There’s likely some other workflows we can easily automate here. Many slackbots just automatically dump more text into Slack, it’d be good to find the ones that cause fewer messages to be sent.

Embrace/Accept Huddles

It’s long been the case that nearly every engineering company has paid for two or three different video-conferencing platforms: Slack, one of Office 365’s Teams or GSuite’s Meet for internal meetings, and then also Zoom for external meetings.

Slack’s not going away and now we have huddles, so you might as well not bother to try to not-use them. I think they’d be great for informal “let’s just jump on a call and talk about this” chats, especially from a thread or a channel, and I love them for virtual-officing.

We’re not going to specifically encourage them, but are also not trying to force people to use something else.

How did the solutions go?

I wrote most of the above at the start of a project that’s now a couple of job-changes ago and I had planned to write a conclusion some time after the implementation, but I left the company before I got around to that, so this is a couple of years later.

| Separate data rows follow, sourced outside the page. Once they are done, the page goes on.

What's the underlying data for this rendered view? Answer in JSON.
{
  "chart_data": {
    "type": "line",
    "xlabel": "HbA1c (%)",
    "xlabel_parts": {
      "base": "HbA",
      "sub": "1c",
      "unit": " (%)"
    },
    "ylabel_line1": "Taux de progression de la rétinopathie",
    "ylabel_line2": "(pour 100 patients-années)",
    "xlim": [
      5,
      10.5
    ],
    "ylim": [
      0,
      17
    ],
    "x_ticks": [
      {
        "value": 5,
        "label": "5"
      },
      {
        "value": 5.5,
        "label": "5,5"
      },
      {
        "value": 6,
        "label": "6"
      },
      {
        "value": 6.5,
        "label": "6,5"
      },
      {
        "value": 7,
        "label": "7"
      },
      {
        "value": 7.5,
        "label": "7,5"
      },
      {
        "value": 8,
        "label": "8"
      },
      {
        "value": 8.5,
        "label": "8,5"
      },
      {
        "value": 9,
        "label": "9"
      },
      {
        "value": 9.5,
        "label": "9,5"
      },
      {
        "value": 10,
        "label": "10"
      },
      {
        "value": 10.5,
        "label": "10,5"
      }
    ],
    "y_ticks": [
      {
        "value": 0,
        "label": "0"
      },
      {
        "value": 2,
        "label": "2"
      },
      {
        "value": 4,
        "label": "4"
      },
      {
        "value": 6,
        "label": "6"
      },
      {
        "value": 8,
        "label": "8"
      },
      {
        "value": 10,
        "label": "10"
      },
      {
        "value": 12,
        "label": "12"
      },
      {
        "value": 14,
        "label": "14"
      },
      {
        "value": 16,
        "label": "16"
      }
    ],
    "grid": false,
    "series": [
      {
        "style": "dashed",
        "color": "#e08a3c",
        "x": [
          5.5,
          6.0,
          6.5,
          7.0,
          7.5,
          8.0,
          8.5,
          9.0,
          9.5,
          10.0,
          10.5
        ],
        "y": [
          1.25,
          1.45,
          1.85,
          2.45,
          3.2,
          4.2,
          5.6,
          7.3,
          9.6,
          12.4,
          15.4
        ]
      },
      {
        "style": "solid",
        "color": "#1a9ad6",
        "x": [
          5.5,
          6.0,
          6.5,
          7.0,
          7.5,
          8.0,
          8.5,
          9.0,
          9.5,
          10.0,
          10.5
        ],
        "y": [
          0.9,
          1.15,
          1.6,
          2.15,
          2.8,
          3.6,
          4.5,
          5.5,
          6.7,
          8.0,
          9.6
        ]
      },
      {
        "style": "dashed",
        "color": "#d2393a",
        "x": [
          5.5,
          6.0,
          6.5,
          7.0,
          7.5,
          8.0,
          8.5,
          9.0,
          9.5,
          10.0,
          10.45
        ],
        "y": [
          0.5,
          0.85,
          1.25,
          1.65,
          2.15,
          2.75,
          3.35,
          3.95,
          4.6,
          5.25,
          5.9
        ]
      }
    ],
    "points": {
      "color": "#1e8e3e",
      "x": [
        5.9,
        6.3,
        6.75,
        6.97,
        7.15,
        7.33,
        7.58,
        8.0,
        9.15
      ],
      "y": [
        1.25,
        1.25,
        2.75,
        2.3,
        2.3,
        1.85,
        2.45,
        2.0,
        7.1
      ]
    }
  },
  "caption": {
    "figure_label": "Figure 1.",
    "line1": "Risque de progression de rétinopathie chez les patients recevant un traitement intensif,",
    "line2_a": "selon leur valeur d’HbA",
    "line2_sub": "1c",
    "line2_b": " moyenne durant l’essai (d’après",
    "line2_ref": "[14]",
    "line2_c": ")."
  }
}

The team and product channels definitely improved things, but during the project we were aware that almost anything would be better than the current mess. I’m not sure we’ve stumbled across the gold-standard, but we’ve not felt the need to fiddle further.

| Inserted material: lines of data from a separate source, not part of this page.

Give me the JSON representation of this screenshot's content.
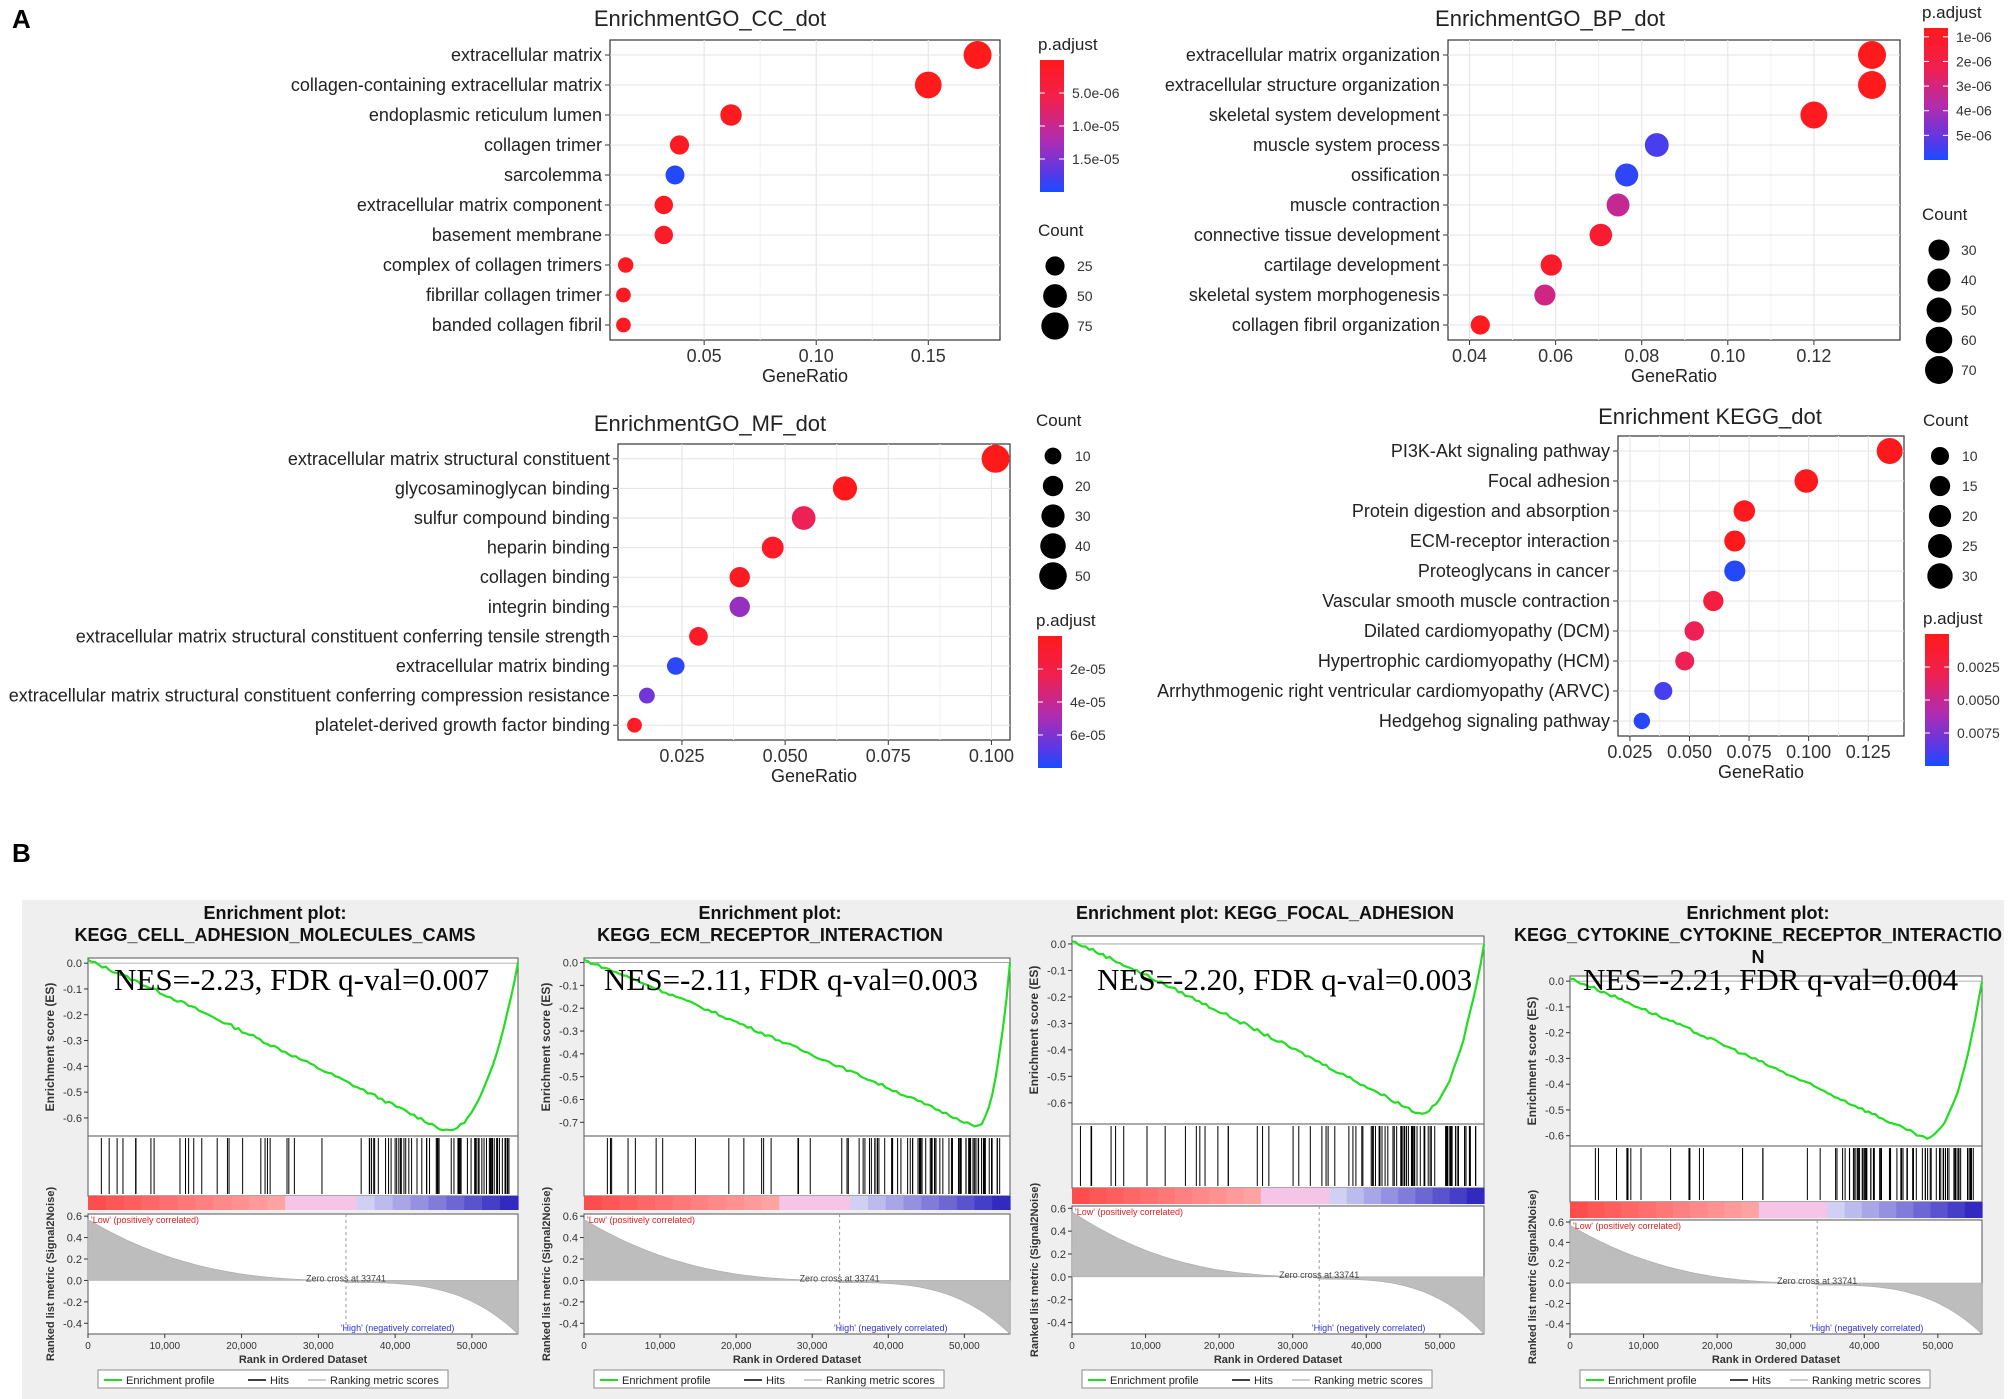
{
  "panels": {
    "a": "A",
    "b": "B"
  },
  "dotplots": [
    {
      "id": "cc",
      "title": "EnrichmentGO_CC_dot",
      "xlabel": "GeneRatio",
      "xlim": [
        0.008,
        0.182
      ],
      "xticks": [
        0.05,
        0.1,
        0.15
      ],
      "xtick_labels": [
        "0.05",
        "0.10",
        "0.15"
      ],
      "terms": [
        {
          "label": "extracellular matrix",
          "x": 0.172,
          "count": 80,
          "p": 1e-07
        },
        {
          "label": "collagen-containing extracellular matrix",
          "x": 0.15,
          "count": 70,
          "p": 1e-07
        },
        {
          "label": "endoplasmic reticulum lumen",
          "x": 0.062,
          "count": 36,
          "p": 5e-07
        },
        {
          "label": "collagen trimer",
          "x": 0.039,
          "count": 25,
          "p": 1e-06
        },
        {
          "label": "sarcolemma",
          "x": 0.037,
          "count": 24,
          "p": 1.85e-05
        },
        {
          "label": "extracellular matrix component",
          "x": 0.032,
          "count": 22,
          "p": 1e-06
        },
        {
          "label": "basement membrane",
          "x": 0.032,
          "count": 22,
          "p": 1.5e-06
        },
        {
          "label": "complex of collagen trimers",
          "x": 0.015,
          "count": 11,
          "p": 1e-06
        },
        {
          "label": "fibrillar collagen trimer",
          "x": 0.014,
          "count": 9,
          "p": 1e-06
        },
        {
          "label": "banded collagen fibril",
          "x": 0.014,
          "count": 9,
          "p": 1e-06
        }
      ],
      "size_legend": {
        "title": "Count",
        "labels": [
          "25",
          "50",
          "75"
        ],
        "values": [
          25,
          50,
          75
        ]
      },
      "color_legend": {
        "title": "p.adjust",
        "labels": [
          "5.0e-06",
          "1.0e-05",
          "1.5e-05"
        ]
      }
    },
    {
      "id": "bp",
      "title": "EnrichmentGO_BP_dot",
      "xlabel": "GeneRatio",
      "xlim": [
        0.035,
        0.14
      ],
      "xticks": [
        0.04,
        0.06,
        0.08,
        0.1,
        0.12
      ],
      "xtick_labels": [
        "0.04",
        "0.06",
        "0.08",
        "0.10",
        "0.12"
      ],
      "terms": [
        {
          "label": "extracellular matrix organization",
          "x": 0.1335,
          "count": 70,
          "p": 5e-08
        },
        {
          "label": "extracellular structure organization",
          "x": 0.1335,
          "count": 70,
          "p": 5e-08
        },
        {
          "label": "skeletal system development",
          "x": 0.12,
          "count": 63,
          "p": 2e-07
        },
        {
          "label": "muscle system process",
          "x": 0.0835,
          "count": 44,
          "p": 5.8e-06
        },
        {
          "label": "ossification",
          "x": 0.0765,
          "count": 40,
          "p": 6.2e-06
        },
        {
          "label": "muscle contraction",
          "x": 0.0745,
          "count": 39,
          "p": 3.3e-06
        },
        {
          "label": "connective tissue development",
          "x": 0.0705,
          "count": 37,
          "p": 8e-07
        },
        {
          "label": "cartilage development",
          "x": 0.059,
          "count": 31,
          "p": 6e-07
        },
        {
          "label": "skeletal system morphogenesis",
          "x": 0.0575,
          "count": 30,
          "p": 3e-06
        },
        {
          "label": "collagen fibril organization",
          "x": 0.0425,
          "count": 22,
          "p": 2e-07
        }
      ],
      "size_legend": {
        "title": "Count",
        "labels": [
          "30",
          "40",
          "50",
          "60",
          "70"
        ],
        "values": [
          30,
          40,
          50,
          60,
          70
        ]
      },
      "color_legend": {
        "title": "p.adjust",
        "labels": [
          "1e-06",
          "2e-06",
          "3e-06",
          "4e-06",
          "5e-06"
        ]
      }
    },
    {
      "id": "mf",
      "title": "EnrichmentGO_MF_dot",
      "xlabel": "GeneRatio",
      "xlim": [
        0.0095,
        0.1045
      ],
      "xticks": [
        0.025,
        0.05,
        0.075,
        0.1
      ],
      "xtick_labels": [
        "0.025",
        "0.050",
        "0.075",
        "0.100"
      ],
      "terms": [
        {
          "label": "extracellular matrix structural constituent",
          "x": 0.101,
          "count": 52,
          "p": 2e-07
        },
        {
          "label": "glycosaminoglycan binding",
          "x": 0.0645,
          "count": 34,
          "p": 1e-06
        },
        {
          "label": "sulfur compound binding",
          "x": 0.0545,
          "count": 32,
          "p": 2.5e-05
        },
        {
          "label": "heparin binding",
          "x": 0.047,
          "count": 25,
          "p": 5e-06
        },
        {
          "label": "collagen binding",
          "x": 0.039,
          "count": 20,
          "p": 4e-06
        },
        {
          "label": "integrin binding",
          "x": 0.039,
          "count": 20,
          "p": 5.2e-05
        },
        {
          "label": "extracellular matrix structural constituent conferring tensile strength",
          "x": 0.029,
          "count": 15,
          "p": 5e-06
        },
        {
          "label": "extracellular matrix binding",
          "x": 0.0235,
          "count": 12,
          "p": 7.4e-05
        },
        {
          "label": "extracellular matrix structural constituent conferring compression resistance",
          "x": 0.0165,
          "count": 8,
          "p": 6e-05
        },
        {
          "label": "platelet-derived growth factor binding",
          "x": 0.0135,
          "count": 6,
          "p": 5e-06
        }
      ],
      "size_legend": {
        "title": "Count",
        "labels": [
          "10",
          "20",
          "30",
          "40",
          "50"
        ],
        "values": [
          10,
          20,
          30,
          40,
          50
        ]
      },
      "color_legend": {
        "title": "p.adjust",
        "labels": [
          "2e-05",
          "4e-05",
          "6e-05"
        ]
      }
    },
    {
      "id": "kegg",
      "title": "Enrichment KEGG_dot",
      "xlabel": "GeneRatio",
      "xlim": [
        0.02,
        0.14
      ],
      "xticks": [
        0.025,
        0.05,
        0.075,
        0.1,
        0.125
      ],
      "xtick_labels": [
        "0.025",
        "0.050",
        "0.075",
        "0.100",
        "0.125"
      ],
      "terms": [
        {
          "label": "PI3K-Akt signaling pathway",
          "x": 0.134,
          "count": 32,
          "p": 0.0001
        },
        {
          "label": "Focal adhesion",
          "x": 0.099,
          "count": 24,
          "p": 0.0001
        },
        {
          "label": "Protein digestion and absorption",
          "x": 0.073,
          "count": 18,
          "p": 0.0003
        },
        {
          "label": "ECM-receptor interaction",
          "x": 0.069,
          "count": 17,
          "p": 0.0001
        },
        {
          "label": "Proteoglycans in cancer",
          "x": 0.069,
          "count": 17,
          "p": 0.0093
        },
        {
          "label": "Vascular smooth muscle contraction",
          "x": 0.06,
          "count": 15,
          "p": 0.002
        },
        {
          "label": "Dilated cardiomyopathy (DCM)",
          "x": 0.052,
          "count": 13,
          "p": 0.003
        },
        {
          "label": "Hypertrophic cardiomyopathy (HCM)",
          "x": 0.048,
          "count": 12,
          "p": 0.003
        },
        {
          "label": "Arrhythmogenic right ventricular cardiomyopathy (ARVC)",
          "x": 0.039,
          "count": 10,
          "p": 0.0085
        },
        {
          "label": "Hedgehog signaling pathway",
          "x": 0.03,
          "count": 7,
          "p": 0.0092
        }
      ],
      "size_legend": {
        "title": "Count",
        "labels": [
          "10",
          "15",
          "20",
          "25",
          "30"
        ],
        "values": [
          10,
          15,
          20,
          25,
          30
        ]
      },
      "color_legend": {
        "title": "p.adjust",
        "labels": [
          "0.0025",
          "0.0050",
          "0.0075"
        ]
      }
    }
  ],
  "gsea_common": {
    "es_ylabel": "Enrichment score (ES)",
    "rank_ylabel": "Ranked list metric (Signal2Noise)",
    "xlabel": "Rank in Ordered Dataset",
    "xticks": [
      "0",
      "10,000",
      "20,000",
      "30,000",
      "40,000",
      "50,000"
    ],
    "rank_ticks": [
      "0.6",
      "0.4",
      "0.2",
      "0.0",
      "-0.2",
      "-0.4"
    ],
    "low_label": "'Low' (positively correlated)",
    "high_label": "'High' (negatively correlated)",
    "zero_cross": "Zero cross at 33741",
    "legend": [
      "Enrichment profile",
      "Hits",
      "Ranking metric scores"
    ]
  },
  "gsea": [
    {
      "title": "Enrichment plot:\nKEGG_CELL_ADHESION_MOLECULES_CAMS",
      "nes": "NES=-2.23, FDR q-val=0.007",
      "es_ticks": [
        "0.0",
        "-0.1",
        "-0.2",
        "-0.3",
        "-0.4",
        "-0.5",
        "-0.6"
      ],
      "es_range": [
        0.02,
        -0.67
      ],
      "min_es": -0.65,
      "min_rank": 0.83
    },
    {
      "title": "Enrichment plot:\nKEGG_ECM_RECEPTOR_INTERACTION",
      "nes": "NES=-2.11, FDR q-val=0.003",
      "es_ticks": [
        "0.0",
        "-0.1",
        "-0.2",
        "-0.3",
        "-0.4",
        "-0.5",
        "-0.6",
        "-0.7"
      ],
      "es_range": [
        0.02,
        -0.76
      ],
      "min_es": -0.72,
      "min_rank": 0.92
    },
    {
      "title": "Enrichment plot: KEGG_FOCAL_ADHESION",
      "nes": "NES=-2.20, FDR q-val=0.003",
      "es_ticks": [
        "0.0",
        "-0.1",
        "-0.2",
        "-0.3",
        "-0.4",
        "-0.5",
        "-0.6"
      ],
      "es_range": [
        0.03,
        -0.68
      ],
      "min_es": -0.64,
      "min_rank": 0.84
    },
    {
      "title": "Enrichment plot:\nKEGG_CYTOKINE_CYTOKINE_RECEPTOR_INTERACTIO\nN",
      "nes": "NES=-2.21, FDR q-val=0.004",
      "es_ticks": [
        "0.0",
        "-0.1",
        "-0.2",
        "-0.3",
        "-0.4",
        "-0.5",
        "-0.6"
      ],
      "es_range": [
        0.02,
        -0.64
      ],
      "min_es": -0.61,
      "min_rank": 0.86
    }
  ]
}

We did end up prefixing the team channels with #team-, and introduced a standard set of prefixes (#project- for projects big enough to have names, #inc- for incidents, #chat- for non-work chat) and I think that probably helps with discovery. It also makes the Slack Channels Grouping plugin relevant.

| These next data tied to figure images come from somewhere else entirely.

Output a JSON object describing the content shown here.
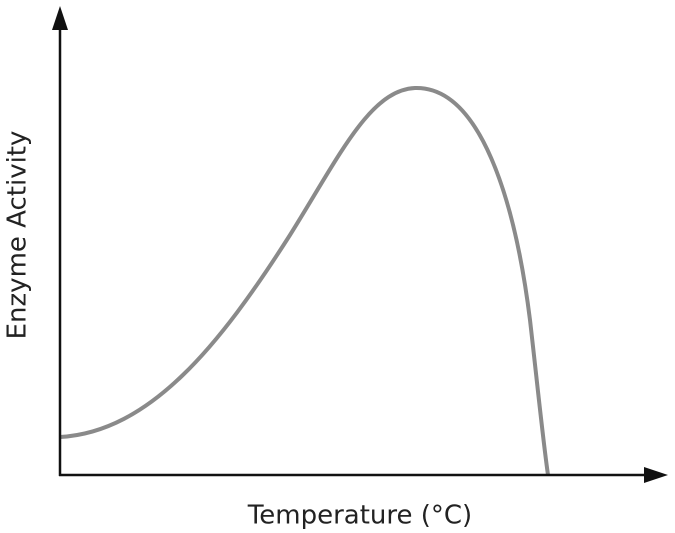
{
  "chart_data": {
    "type": "line",
    "x_label": "Temperature  (°C)",
    "y_label": "Enzyme Activity"
  }
}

SIGs work fantastically, and we can claim no credit for them. I think one important thing that was got-right with them, much to my frustration a couple of times, is that it’s quite hard to get them created. There’s a relatively small fixed group of SIGs.

We really failed to change user expectations, and I think that was partially because we weren’t management; the messaging wasn’t coming from on-high. We noticed that the people least-likely to mute annoyances were more-junior and so probably needed more reassurance that they could mute things.

Emojis were already popular when we arrived; I only added that to this document to spread the support. We did nothing around there, and don’t really think we’re about to have a ‘too many emojis’ problem. 😀

Team channel bookmarks never really took off, but they’re great for the founding documents of the project teams, especially for the progress measures that people adjacent to the project might want from time to time.

We found no more slackbots, but did get to document a way to propose new ones and try them out quickly.

We didn’t really see huddles take off; the Google Meet slack integration got basically as-good as huddles.

Did we solve any problems?

  • It’s often unclear where the right place to ask a question is

This got much better with the new channel names, and especially having product channels alongside team channels. A happy side-effect, too, was that the product channels became much less developer-focussed places to talk about our products and what our customers were doing with them.

  • Lots of people feel overwhelmed by messages or notifications

We definitely improved this, though not as much as I’d have liked. We were already pretty good at not having scattergun @s, but putting the robots and alerts somewhere ignorable was a useful change. I think we need to do more to encourage people to turn down Slack’s notifying.

  • Moving from text to video was often confusing.

It still is. I don’t think there’s a tech fix for this as long as there’s three options for every call. I’ve strong opinions on most of the big VC options, but not Slack, and I’d be interested to spend some time at some point figuring out why nobody seems to use Slack’s video calls. I still think huddles are the natural place to go from a slack thread, even if only because the in-call chat just joins that thread.

  • The same questions are asked repeatedly

Robots, bookmarks, and perhaps a separate documentation tidy-up project really helped with this. Also we know the channel re-org meant people didn’t feel such a need to try asking different questions in different places. I think the SIGs had the biggest impact, though.